I’m normally very cautious about not correcting people’s grammar in daily speech, for fear of coming off as an inveterate snob. As a matter of fact, it makes me very self-conscious when people not preparing for the SAT or the ACT make jibes about how they’d better watch their grammar around me. Unless explicitly asked to comment, I keep my mouth shut. That said, the one thing that truly makes me grimace when I hear it in public conversation is a statement along the lines of the following:
“Well, if we only would have known the store was going to close at 6, we would have come sooner.”
I confess, I practically have to physically restrain myself from commenting; it’s like nails screeching on a blackboard. I know that the construction is (unfortunately) common, but it’s still flat-out wrong.

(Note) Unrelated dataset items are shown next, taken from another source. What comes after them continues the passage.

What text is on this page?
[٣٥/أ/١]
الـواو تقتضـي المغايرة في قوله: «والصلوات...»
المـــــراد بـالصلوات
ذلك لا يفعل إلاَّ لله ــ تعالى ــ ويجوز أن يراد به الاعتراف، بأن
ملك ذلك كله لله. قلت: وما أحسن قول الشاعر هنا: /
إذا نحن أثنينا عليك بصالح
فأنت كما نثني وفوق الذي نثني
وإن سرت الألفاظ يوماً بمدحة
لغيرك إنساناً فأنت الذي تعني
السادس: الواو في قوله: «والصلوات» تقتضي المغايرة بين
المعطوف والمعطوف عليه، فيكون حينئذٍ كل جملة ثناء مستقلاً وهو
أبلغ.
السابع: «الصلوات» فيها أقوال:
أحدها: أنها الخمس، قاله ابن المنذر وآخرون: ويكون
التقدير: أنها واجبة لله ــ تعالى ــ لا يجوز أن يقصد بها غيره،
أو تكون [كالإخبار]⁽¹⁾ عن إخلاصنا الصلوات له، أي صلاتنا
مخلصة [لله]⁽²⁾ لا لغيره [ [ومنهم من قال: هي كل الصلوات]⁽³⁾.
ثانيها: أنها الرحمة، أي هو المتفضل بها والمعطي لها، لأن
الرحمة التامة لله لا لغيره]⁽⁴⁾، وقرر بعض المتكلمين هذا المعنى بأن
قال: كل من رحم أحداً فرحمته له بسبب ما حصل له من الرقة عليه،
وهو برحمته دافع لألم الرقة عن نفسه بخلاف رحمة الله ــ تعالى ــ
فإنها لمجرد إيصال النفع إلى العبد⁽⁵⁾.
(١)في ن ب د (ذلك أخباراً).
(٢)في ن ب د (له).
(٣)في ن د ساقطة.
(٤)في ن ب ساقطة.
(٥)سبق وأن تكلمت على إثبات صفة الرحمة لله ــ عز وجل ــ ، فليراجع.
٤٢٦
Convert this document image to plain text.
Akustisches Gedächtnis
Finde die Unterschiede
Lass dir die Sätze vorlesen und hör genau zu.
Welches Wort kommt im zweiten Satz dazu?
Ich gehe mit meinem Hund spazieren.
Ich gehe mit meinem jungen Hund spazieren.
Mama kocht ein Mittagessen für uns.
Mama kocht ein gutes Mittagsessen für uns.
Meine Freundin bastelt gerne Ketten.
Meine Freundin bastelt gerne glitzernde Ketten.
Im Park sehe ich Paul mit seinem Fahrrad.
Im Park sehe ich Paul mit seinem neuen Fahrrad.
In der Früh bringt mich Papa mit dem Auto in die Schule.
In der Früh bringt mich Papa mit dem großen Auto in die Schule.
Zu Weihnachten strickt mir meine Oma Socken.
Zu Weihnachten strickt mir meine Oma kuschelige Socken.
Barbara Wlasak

Here’s the short version of the rule: a clause beginning with if should contain have, not would have. However, a different clause in the same sentence may contain would have.
The reason is that both would and if both signal the conditional — that is, they refer to events that could have happened but that did not actually happen. To include both of these terms in the same clause is therefore redundant.
Incorrect: If we would have known the store was going to closer, we would have come sooner.
The sentence can also be correctly written this way:
Correct: If we had known the store was going to closer, we would have come sooner.
Correct: Had we known the store was going to closer, we would have come sooner.
So If I would have, If you would have, If they would have…. All wrong. The correct phrases are, If I had, If you had, If she had, etc.